Aussitôt, Husu prit l’air inquiet. « Il leur est arrivé malheur ?

— Je n’en sais rien. Je ne crois pas qu’il s’agisse de ça. Je n’ai pas ce genre d’impression quand il arrive des malheurs, ou alors je ne fermerais plus l’œil, parce qu’il s’en produit tout le temps. Non, je ne ressens ça qu’en cas de mauvais choix, d’erreur. Monush a fait une erreur. »

Husu rit sous cape. « Et cette impression-là, tu ne l’as pas tout le temps ?

— Une erreur à propos de quelque chose qui a de l’importance pour moi.

— On pourrait penser que toutes les erreurs qui nuisent au royaume de ton père t’empêcheraient de dormir et, crois-moi, il n’en manque pas. »

Mon se tourna vers Husu et soutint son regard. « Je savais que mon explication ne vous satisferait pas, monsieur, mais vous n’avez pas voulu vous contenter de mon haussement d’épaules. »

Husu cessa de glousser. « En effet ; je veux la vérité.

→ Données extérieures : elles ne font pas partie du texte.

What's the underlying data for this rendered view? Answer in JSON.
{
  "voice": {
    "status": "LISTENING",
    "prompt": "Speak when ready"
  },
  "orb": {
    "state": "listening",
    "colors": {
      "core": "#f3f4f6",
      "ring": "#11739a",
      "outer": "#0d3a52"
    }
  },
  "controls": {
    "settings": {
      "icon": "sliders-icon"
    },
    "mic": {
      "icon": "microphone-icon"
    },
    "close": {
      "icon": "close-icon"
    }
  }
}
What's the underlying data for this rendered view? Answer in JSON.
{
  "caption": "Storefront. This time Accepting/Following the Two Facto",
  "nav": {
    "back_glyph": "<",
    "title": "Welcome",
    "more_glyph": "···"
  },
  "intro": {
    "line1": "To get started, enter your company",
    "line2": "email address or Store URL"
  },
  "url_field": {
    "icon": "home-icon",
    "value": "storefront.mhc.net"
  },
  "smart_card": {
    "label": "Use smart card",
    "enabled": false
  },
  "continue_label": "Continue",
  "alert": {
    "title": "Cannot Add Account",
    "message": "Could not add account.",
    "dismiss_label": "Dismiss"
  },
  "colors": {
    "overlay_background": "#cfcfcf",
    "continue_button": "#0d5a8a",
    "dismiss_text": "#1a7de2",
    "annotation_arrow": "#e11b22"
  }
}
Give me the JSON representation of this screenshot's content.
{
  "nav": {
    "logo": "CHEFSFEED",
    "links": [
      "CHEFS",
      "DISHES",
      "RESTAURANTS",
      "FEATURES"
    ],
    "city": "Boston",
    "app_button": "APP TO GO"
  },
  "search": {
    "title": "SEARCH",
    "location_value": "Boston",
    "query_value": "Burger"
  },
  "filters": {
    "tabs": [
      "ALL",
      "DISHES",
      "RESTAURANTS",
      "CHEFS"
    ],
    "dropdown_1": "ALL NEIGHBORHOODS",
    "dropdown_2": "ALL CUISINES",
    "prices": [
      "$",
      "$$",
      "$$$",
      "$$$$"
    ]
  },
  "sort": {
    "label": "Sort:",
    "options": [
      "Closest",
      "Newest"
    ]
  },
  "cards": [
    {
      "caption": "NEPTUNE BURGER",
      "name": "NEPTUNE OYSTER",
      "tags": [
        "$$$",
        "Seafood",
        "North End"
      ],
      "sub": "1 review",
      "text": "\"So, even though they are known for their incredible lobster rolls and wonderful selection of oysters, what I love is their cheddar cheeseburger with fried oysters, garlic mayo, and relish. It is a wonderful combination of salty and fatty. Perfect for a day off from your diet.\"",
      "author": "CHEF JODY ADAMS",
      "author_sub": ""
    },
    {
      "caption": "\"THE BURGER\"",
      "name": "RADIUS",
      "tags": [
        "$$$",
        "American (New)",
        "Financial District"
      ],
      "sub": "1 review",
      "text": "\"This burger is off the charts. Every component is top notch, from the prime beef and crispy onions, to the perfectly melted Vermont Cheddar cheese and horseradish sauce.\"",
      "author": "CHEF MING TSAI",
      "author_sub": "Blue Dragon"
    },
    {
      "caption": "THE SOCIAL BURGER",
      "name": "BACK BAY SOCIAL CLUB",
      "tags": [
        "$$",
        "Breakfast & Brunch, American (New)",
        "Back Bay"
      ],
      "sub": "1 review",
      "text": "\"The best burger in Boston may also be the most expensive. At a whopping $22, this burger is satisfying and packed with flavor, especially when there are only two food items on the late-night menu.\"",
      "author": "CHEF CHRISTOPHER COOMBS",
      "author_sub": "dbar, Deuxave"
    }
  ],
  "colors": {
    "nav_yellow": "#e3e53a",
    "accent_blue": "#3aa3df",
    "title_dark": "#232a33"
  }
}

— Si j’étais l’héritier du roi, le royaume tout entier me tiendrait à cœur. Mais dans la circonstance, ce qui m’importe, c’est une toute petite chose. Si l’expédition de Monush me préoccupe, c’est parce que…

— C’est toi qui l’as lancée.

— C’est Père qui l’a lancée.

— Mais ces hommes sont partis sur la foi de ta parole.

— Ils ont fait une erreur. »

Husu hocha la tête. « Mais tu n’y peux rien, n’est-ce pas ? On ne peut pas les rattraper. Aucun ange ne peut pénétrer en territoire elemaki – on nous chasse, là-bas, on nous abat en plein ciel, et à ces altitudes où l’air est ténu, impossible de voler sur de longues distances, ni très haut, d’ailleurs. Donc… la seule façon de tirer parti de ton impression, c’est d’en faire part à ton officier supérieur.

— Vous devez avoir raison.

— Et tu m’en as fait part. Donc, retour aux exercices. Je te permettrai de faire une sieste lorsque tu auras mis trois fois de suite dans le mille. »

Ce que Mon exécuta lors de ses trois tirs suivants.

« On dirait que ça va mieux, dit Husu. Maintenant, va piquer un roupillon.

— Vous parlerez à mon père ?

— Je dirai à ton père que Monush a fait une erreur. Ensuite, il faudra attendre de voir en quoi elle consiste. »

Monush tenait réunion avec Ilihiak et plusieurs de ses conseillers militaires. L’épouse d’Ilihiak, Wissedwa, était assise derrière son mari. C’était très curieux, mais Monush se garda de toute observation sur la présence d’une femme à un conseil de la guerre. Les Zenifi avaient leurs coutumes à eux, leurs raisons propres d’agir comme ils le faisaient. Monush savait assez – pour l’avoir appris auprès de Motiak – que, loin de s’offenser des étranges habitudes des autres nations, il fallait chercher à s’en inspirer. Néanmoins, se trompait-il en ayant l’impression que certains hommes évitaient soigneusement le regard de Wissedwa ?

Le conseil conclut en un rien de temps à la vanité d’espérer gagner la liberté par une rébellion ouverte. « Avant que tu viennes, Monush, dit Ilihiak avec tristesse, nous nous sommes battus trop souvent et avons perdu trop d’hommes. Si nous remportons une victoire sur le champ de bataille, le roi vassal défait se représente tout simplement avec de nouvelles armées fournies par ses pairs.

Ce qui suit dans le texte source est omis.